QuickVid’s creator, Daniel Habib, told TechCrunch: “By providing creators with tools to quickly and easily produce quality content, QuickVid helps creators increase their content output, reducing the risk of burnout."

5. Meta's AI CICERO played a world champion at strategy game Diplomacy – this is what happened

Emerging victorious from strategy game Diplomacy requires a combination of "cunning, cleverness, honesty and perfectly timed betrayal" – according to its creator Avalon Hill.

Players attempt to control as much of Europe as possible by making deals and forming alliances with other players.

It's an intellectual challenge for the sharpest human minds, and the game requires strong communication skills.
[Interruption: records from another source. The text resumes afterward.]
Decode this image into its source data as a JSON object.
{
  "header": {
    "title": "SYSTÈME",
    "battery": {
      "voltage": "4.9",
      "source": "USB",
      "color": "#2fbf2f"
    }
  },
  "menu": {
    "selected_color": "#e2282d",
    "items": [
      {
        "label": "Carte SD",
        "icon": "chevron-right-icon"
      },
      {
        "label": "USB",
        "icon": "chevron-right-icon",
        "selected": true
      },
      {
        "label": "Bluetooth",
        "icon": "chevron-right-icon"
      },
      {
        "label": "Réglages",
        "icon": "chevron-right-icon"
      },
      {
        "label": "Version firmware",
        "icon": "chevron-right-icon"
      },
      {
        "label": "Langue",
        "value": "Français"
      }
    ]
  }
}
So how would AI get on against a three-times world champion?

To test this, Mark Zuckerberg's Meta developed the CICERO AI tool to play Diplomacy at a high level. In a game that included CICERO and Diplomacy world champion Andrew Goff as competitors, Vice News reports that CICERO learned not to use outright lies as strategy – a tactic the best human players agree with. Click on the video above to hear Goff talk about his experience of playing against a non-human competitor.

6. Fashion designers in Hong Kong showcase collections influenced by new AI assistant

At the Fashion X AI show in Hong Kong, attendees noticed a certain "alien" quality about the new clothes modelled on the event's narrow catwalk – and the designs were, in fact, not entirely human. The show put more than 80 outfits from 14 designers in the spotlight, all of which were created with the help of artificial intelligence software AiDA, short for "AI-based Interactive Design Assistant”. The software was developed by PhD students and academics at the Hong Kong-based AiDLab.

Masked in monochrome blue, wearing outfits that ranged from down jackets to translucent skirts, models strutted past rows of critics and fashion designers.

Attendee Cynthia Tse said it felt like she was witnessing the future of fashion. "I think the face covering is definitely alien-like, and exciting,” said Tse.

According to AiDLab CEO Calvin Wong, the software was created to serve as a “supporting tool” for designers. "AiDA is an assistant for fashion designers just to help them, you know, to work together," Wong said. "Designers and AI can work together to come up with the final collection."